HTTPS? SSH? VPN? VoIP? SSL? All cracked wide open. Doesn’t that make you feel more secure, and help you sleep at night?
As I’ve said before, I understand the perceived need to try to get out ahead of those who are trying to do grave danger to a country. By investing so heavily into intercepting and decrypting the communications of average Americans and all internet traffic that passes through the United States, the NSA has stepped into the contemporary signal cracking arena. But is a wartime agency built to crack enemy signals still necessary in 2013? Terrorists don’t use Skype, and the signal-to-noise ratio of capturing this much data can’t be great.
If you’re extremely concerned and/or paranoid, security analyst extraordinaire Bruce Schneier has put together a short list of countermeasures against NSA tapping. Perhaps most important is his third bullet-point:
Assume that while your computer can be compromised, it would take work and risk on the part of the NSA – so it probably isn’t.
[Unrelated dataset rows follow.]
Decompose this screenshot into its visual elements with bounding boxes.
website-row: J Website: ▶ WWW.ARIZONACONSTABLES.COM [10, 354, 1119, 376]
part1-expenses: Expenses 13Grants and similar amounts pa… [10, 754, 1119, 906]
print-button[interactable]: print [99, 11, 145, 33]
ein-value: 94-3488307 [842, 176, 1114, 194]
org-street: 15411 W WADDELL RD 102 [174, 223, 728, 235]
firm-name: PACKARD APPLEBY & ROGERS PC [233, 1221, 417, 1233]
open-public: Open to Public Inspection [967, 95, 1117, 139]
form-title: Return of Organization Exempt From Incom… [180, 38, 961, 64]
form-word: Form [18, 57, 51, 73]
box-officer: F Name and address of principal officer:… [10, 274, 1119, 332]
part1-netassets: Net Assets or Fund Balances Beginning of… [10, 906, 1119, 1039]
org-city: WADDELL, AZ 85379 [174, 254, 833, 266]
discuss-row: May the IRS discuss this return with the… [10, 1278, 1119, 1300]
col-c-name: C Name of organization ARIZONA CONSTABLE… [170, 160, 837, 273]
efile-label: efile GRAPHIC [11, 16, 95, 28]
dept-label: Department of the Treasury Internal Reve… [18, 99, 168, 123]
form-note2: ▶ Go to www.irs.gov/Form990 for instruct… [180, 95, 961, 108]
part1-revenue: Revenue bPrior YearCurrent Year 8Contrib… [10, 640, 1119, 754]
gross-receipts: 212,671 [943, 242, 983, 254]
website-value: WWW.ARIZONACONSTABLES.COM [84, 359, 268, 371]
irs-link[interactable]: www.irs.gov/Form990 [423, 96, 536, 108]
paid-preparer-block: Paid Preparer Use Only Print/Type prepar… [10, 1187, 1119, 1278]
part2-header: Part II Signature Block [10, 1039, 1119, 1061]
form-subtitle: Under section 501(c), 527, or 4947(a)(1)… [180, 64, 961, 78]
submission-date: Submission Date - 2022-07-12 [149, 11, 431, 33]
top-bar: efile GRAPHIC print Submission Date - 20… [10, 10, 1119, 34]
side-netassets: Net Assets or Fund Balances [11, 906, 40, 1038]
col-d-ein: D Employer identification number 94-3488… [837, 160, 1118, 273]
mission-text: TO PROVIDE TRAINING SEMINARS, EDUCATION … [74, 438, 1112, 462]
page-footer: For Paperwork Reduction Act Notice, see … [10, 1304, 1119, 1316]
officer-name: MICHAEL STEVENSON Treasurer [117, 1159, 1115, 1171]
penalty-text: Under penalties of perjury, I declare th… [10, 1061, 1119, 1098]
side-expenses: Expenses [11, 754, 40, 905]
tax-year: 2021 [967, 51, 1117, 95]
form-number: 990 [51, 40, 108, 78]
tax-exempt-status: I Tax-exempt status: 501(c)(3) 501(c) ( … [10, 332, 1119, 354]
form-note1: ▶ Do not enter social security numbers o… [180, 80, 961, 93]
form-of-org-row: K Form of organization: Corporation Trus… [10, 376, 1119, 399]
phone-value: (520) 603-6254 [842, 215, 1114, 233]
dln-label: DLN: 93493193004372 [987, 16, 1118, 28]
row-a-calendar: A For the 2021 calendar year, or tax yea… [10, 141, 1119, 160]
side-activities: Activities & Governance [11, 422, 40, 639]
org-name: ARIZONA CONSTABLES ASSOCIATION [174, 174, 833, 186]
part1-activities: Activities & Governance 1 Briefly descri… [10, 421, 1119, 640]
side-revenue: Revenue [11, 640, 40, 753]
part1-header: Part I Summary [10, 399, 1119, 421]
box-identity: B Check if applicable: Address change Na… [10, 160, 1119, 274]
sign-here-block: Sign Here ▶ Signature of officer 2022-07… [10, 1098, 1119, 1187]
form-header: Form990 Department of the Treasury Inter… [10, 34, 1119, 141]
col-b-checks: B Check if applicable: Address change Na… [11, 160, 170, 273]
If you have something really important, use an air gap. Since I started working with the Snowden documents, I bought a new computer that has never been connected to the internet. If I want to transfer a file, I encrypt the file on the secure computer and walk it over to my internet computer, using a USB stick. To decrypt something, I reverse the process. This might not be bulletproof, but it’s pretty good.
You’re probably not a target. That’s not to say that you shouldn’t be at all concerned, but it would take a great deal of work for the NSA to start targeting anyone who has ever used Limewire or BitTorrent. The paradox of them collecting so much data and being as invasive as they are is that they have to be extremely particular in how they comb through all that they have collected.